In the same case, in more emphatic terms Lord Tucker said:
It is, in my view, impossible to hold that these words (permanent and pensionable) conferred on her a contractual right to a 'free-hold tenure of the post of senior clerk or did anything more than indicate that the post available would have the degree of security of tenure which attaches to the regular as distinct from the purely temporary staff.
In Halsbury's Laws of England (Simonds Ed.) Vol. 25 page 490 it is said:
It seems that the fact that the employment offered to and accepted by an employee is described as permanent employment does not in itself normally create a promise of life employment or disentitle the employers from terminating the employee's contract of service on reasonable notice. A contract for permanent employment will, however, be considered as a contract for employment for life if the terms of the contract are such as to render inevitable the conclusion that a life-time employment was intended.
In Bimalacharan Batabyal v. Trustees for the Indian Museum : AIR1930Cal404 , while construing the words ' substantive ' and ,'' permanent' used in the service book it was held that these words do not signify that it is an employment for life and that these words were more descriptive of the nature and character of the appointment than indicative of the duration of that appointment.

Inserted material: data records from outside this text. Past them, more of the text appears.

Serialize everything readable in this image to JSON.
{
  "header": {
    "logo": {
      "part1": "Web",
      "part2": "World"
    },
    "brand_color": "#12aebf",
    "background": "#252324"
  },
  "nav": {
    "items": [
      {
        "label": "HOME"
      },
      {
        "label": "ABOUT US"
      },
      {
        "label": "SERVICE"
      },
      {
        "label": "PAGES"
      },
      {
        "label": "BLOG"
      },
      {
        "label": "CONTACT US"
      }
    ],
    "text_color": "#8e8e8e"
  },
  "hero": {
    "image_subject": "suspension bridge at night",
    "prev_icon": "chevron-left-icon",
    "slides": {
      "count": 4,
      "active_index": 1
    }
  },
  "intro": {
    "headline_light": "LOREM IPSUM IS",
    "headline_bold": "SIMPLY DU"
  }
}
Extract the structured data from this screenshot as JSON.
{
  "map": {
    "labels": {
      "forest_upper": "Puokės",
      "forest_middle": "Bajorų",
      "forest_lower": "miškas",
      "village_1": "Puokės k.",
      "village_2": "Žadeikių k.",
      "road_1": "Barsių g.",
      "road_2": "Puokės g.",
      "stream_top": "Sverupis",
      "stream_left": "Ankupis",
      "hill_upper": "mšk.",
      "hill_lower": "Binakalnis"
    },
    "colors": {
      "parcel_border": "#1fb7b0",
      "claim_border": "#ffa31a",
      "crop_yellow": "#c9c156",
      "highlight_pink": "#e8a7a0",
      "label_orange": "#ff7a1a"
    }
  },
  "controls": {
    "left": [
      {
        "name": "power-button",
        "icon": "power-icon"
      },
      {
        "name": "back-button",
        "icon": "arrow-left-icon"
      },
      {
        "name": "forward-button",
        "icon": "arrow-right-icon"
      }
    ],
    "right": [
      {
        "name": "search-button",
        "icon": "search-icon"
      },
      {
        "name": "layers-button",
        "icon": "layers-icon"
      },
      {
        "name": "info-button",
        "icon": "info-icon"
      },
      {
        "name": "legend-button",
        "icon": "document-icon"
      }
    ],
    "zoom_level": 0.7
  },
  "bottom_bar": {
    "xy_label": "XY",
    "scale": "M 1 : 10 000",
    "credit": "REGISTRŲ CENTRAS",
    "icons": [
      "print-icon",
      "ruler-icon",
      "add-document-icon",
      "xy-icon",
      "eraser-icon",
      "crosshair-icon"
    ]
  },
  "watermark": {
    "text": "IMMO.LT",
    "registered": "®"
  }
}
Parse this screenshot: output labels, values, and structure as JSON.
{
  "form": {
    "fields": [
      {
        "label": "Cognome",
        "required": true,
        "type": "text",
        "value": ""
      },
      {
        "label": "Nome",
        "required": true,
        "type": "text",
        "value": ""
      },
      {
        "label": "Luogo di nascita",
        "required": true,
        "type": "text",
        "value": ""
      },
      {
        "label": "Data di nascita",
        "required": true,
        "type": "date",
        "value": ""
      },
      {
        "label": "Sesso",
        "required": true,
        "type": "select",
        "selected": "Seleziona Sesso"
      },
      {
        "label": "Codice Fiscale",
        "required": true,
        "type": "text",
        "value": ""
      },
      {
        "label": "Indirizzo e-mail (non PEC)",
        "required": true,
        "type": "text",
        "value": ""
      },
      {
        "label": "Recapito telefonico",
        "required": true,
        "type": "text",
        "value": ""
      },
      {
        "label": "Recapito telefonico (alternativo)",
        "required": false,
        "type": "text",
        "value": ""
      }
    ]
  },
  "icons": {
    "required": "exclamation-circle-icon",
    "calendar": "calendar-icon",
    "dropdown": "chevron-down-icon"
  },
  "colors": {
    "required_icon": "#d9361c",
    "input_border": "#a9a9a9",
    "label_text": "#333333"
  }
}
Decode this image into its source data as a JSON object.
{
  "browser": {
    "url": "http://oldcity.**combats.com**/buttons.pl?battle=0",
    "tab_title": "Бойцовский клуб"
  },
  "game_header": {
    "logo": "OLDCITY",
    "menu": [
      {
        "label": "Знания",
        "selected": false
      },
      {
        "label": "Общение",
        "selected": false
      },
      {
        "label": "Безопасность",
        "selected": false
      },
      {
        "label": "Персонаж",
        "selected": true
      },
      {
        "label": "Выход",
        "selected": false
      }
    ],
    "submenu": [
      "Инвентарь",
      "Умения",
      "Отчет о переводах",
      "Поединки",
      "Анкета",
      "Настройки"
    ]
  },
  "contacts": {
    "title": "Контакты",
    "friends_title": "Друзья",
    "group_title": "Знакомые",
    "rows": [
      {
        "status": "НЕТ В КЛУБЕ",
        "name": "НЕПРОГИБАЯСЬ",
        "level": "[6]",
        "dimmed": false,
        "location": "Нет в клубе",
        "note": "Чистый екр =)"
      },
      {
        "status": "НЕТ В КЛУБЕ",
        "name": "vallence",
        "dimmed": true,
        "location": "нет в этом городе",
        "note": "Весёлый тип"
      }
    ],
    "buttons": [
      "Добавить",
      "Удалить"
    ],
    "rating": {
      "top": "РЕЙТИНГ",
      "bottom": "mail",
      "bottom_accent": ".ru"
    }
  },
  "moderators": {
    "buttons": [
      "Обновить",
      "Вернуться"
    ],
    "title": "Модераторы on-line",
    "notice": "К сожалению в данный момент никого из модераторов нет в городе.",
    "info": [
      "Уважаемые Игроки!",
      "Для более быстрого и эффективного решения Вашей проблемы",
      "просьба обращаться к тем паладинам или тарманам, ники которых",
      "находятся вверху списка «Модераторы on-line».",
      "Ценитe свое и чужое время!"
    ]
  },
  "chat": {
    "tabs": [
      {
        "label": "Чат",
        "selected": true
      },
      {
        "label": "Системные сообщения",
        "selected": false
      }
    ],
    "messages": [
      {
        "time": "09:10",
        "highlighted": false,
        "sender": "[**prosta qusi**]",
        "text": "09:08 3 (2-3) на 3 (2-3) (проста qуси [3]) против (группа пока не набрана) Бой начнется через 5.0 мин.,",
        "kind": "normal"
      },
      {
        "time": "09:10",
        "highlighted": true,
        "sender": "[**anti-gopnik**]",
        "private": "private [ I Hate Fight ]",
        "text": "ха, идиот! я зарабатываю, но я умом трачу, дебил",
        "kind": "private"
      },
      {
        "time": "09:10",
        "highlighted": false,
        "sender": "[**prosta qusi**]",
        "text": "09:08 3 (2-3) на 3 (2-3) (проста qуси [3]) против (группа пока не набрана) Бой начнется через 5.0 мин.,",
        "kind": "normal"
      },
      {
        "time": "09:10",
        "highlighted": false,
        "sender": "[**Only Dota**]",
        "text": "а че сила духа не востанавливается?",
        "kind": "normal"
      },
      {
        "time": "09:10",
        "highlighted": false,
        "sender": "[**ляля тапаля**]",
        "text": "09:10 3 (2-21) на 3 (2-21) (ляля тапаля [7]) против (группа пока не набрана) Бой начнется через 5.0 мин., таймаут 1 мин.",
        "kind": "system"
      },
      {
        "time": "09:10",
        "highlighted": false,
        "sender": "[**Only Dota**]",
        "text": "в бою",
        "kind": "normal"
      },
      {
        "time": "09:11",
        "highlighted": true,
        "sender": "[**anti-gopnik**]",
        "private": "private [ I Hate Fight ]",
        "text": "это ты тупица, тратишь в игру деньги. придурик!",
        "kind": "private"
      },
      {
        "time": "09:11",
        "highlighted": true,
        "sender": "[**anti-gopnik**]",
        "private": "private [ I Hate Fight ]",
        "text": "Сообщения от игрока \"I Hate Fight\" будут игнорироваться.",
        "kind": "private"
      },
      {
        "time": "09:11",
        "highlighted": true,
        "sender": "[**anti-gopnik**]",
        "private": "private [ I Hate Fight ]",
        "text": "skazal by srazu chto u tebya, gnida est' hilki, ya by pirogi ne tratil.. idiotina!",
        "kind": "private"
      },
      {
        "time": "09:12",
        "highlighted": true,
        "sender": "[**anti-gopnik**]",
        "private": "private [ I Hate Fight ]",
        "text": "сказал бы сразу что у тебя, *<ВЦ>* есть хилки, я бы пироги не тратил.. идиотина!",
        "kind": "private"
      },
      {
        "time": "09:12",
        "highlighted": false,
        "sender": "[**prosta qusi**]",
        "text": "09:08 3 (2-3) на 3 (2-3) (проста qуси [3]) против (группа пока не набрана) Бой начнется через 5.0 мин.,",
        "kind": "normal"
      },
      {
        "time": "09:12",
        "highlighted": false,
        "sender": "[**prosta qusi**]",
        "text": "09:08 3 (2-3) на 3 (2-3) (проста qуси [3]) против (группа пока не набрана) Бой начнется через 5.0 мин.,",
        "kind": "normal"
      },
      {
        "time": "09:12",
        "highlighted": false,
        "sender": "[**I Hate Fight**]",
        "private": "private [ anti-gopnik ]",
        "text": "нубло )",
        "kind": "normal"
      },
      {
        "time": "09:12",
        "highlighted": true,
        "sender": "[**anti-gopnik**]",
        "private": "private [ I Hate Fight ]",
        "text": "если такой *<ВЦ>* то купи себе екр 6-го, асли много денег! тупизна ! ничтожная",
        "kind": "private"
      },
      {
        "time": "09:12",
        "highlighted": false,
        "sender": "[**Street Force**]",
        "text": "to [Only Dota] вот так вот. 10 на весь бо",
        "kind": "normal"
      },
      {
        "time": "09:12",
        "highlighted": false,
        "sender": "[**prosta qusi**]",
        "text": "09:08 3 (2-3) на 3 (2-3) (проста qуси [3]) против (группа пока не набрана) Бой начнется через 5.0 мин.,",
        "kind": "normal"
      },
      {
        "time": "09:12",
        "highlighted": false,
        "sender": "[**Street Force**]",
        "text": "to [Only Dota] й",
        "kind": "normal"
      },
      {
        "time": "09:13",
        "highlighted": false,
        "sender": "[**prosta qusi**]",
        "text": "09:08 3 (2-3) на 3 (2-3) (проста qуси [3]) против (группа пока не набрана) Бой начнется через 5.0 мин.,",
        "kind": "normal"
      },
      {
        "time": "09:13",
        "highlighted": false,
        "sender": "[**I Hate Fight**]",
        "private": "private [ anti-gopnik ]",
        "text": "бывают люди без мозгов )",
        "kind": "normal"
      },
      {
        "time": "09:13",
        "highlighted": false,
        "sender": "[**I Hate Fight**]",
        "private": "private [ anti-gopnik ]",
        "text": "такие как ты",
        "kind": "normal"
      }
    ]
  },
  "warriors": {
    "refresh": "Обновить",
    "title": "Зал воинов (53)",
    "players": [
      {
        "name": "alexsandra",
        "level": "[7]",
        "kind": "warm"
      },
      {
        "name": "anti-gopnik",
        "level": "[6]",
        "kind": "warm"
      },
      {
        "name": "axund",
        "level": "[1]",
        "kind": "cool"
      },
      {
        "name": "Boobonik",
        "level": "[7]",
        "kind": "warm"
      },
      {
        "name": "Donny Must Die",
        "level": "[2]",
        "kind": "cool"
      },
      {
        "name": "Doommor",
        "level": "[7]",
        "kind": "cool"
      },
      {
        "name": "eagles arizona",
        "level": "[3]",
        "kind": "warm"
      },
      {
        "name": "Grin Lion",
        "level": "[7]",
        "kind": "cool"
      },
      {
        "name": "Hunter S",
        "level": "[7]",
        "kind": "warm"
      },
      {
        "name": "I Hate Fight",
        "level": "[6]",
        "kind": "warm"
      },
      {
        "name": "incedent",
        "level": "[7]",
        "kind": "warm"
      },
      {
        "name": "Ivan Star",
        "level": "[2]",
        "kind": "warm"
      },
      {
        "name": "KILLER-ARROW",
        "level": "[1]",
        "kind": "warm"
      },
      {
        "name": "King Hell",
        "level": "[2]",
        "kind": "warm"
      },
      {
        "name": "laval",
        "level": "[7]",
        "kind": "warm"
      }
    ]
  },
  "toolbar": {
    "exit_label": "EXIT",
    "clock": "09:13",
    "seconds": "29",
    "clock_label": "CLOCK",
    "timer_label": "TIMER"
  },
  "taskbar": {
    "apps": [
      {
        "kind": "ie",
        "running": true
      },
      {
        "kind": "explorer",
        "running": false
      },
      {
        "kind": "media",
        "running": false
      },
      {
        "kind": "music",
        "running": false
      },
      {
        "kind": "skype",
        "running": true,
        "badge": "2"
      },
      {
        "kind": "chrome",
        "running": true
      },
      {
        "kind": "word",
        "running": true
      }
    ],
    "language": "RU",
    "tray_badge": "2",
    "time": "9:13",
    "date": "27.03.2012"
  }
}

This case was followed by a Division Bench of the Patna High Court in Gidugu Venkata Sitapati v. Srisrisri Krishna Chandra Gajpati Narayan Dev : AIR1942Pat176 . A division Bench of this Court while construing the word ' permanent' in relation to an employment in an educational institution in Chilakamarri Lakshminarasimha-charyulu v. MeLaurin High School, Coconada A.I.R. 1949 Mad., 788, observed thus:
Though the contract merely says 'permanent' and though the word ' permanent' may in a proper case be taken to mean for life, nevertheless in the matter of appointment of teachers in schools, it is the general usage, so to say, for the educational institutions not to continue to employ teachers who have passed the age of 60 years the ordinary age of superannuation being 55, those who are over 55 being kept on till 60 in case the management is of opinion that they are fit to perform their duties efficiently. This usage prevailing in the educational world must be deemed to be part of the contract and it is impossible, in our opinion, to record the contract as being one for life, having regard to the conditions and usages known to both the parties at the time of the contract.
It is not necessary to elaborate this aspect of the case because the plaintiff himself has not made the claim that the contract gives him an appointment for life.
I entirely agree with the observations made in the last mentioned case that though a contract of employment does not provide age limit for retirement, the usuage prevailing in similar establishments can be taken to be a part of the contract of service, that it is impossible, even in the absence of a rule fixing the age of retirement, to construe the contract of service as one for life and that the normal practice, in such services should be taken to be part of the service contract. On the question of practice and usage, it is significant to note in this connection that in respect of supervisory, clerical and subordinate staff working in all the four acquiring companies, retirement age had been fixed statutorily at 60 years, vide Paragraph 12 of the General Insurance (Nationalisation and revision of pay scales and other conditions of service of supervisory, clerical and subordinate staff) Scheme, 1974. In this view of the matter, the petitioner's contention that he is entitled to continue in service for life cannot be accepted. This writ petition, therefore, fails and is dismissed. There will be no order as to costs.